Saturday, December 23, 2023

Oven Roasted BBQ Beef Short Ribs

 

click to enlarge

As I am making travel arrangements for my 72nd trip around the sun next year, I have come to appreciate the wisdom that comes with age. In my youth, I was resolute that you needed a smoker to create great BBQ. Now, at what is surely the current peak of my wisdom, I have come to realize that the oven is every bit as capable of turning out the most incredible, low and slow BBQ.

Beef short ribs are one of the toughest cuts of meat. The only way to make them edible is to cook them low and slow, causing the fat to render and that delicious collagen to melt into the fibers of the meat. While a smoker can do that, your oven is just as accomplished. And it is so much simpler than a smoker.


Just 5 minutes of prep. Wrap them in foil and slap them in a 275º oven. Walk away and go about your day because you don't have to lift a finger for the next four hours. Cold and snowy outside? You give no shits because you are now the King of Indoor BBQ!

click to enlarge

Beef short ribs are sold two ways. The flanken cut is very thin, with a series of bones along one side. That cut is popular for Korean BBQ. The one that you want to use for this recipe is called the English cut. As you can see from the above photo, it's a big chunk of beef attached to a bone. Four hours in the oven is going to melt that chunk of beef into one of the greatest morsels to ever pass your lips.

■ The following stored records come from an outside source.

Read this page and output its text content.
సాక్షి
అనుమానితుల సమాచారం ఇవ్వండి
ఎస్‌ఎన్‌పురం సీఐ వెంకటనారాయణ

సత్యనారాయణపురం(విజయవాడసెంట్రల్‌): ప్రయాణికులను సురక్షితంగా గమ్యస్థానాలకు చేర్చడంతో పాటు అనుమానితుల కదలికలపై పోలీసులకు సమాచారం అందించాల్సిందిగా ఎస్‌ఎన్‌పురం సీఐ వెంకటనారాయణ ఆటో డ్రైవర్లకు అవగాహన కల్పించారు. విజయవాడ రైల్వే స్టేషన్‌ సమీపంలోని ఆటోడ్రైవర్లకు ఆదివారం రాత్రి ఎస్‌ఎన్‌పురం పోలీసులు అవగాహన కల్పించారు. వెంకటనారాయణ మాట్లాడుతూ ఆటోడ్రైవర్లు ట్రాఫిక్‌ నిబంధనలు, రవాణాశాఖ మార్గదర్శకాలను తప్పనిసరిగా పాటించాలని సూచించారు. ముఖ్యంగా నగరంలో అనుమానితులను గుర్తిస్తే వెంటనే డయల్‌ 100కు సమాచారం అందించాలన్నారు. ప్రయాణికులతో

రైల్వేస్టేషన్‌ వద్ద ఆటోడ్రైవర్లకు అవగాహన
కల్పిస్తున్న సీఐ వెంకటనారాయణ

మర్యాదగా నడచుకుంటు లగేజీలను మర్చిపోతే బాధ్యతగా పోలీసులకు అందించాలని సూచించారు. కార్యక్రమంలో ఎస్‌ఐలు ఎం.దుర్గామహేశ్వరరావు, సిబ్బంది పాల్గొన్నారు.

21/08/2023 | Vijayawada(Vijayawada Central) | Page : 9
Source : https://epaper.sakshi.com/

Here are a few things to take note of. Make sure you use a cookie sheet that has a rack. The ribs are going to render a lot of fat, so you don't want the ribs cooking in a pool of fat. The mustard in this recipe is used only as a binder for the rub. It will cook off and you will never taste it. Finally, go right ahead and use your favorite BBQ rub. Mine happens to be "Famous Dave's", so that is what I called out in the recipe. Pretty much the same for the BBQ sauce. Use your fave...mine is Sweet Baby Ray's.



INGREDIENTS
6 English-cut beef short ribs
Yellow mustard
Famous Dave's Rib Rub
Sweet Baby Ray's BBQ Sauce


DIRECTIONS
  1. Preheat oven to 275º.
  2. Place rack inside of cookie sheet and set ribs on top of rack, meat side up.
  3. Squirt about a tablespoon of mustard on each rib. Then spread the mustard with your hand so that the entire top surface is covered in mustard. Then sprinkle each rib with the rib rub.
  4. Cover the ribs/cookie sheet with foil and crimp so that it is air tight. Place cookie sheet in oven.
  5. After 4 hours, remove cookie sheet from oven. Move rack to upper level and turn on your broiler.
  6. Remove the foil covering the ribs. Brush each rib with a generous amount of BBQ sauce. Put rack under the broiler and cook the ribs for 2 to 4 minutes...just enough for the sauce to caramelize. Then serve.





Pairing: An ice cold Pilsner...or a Zin.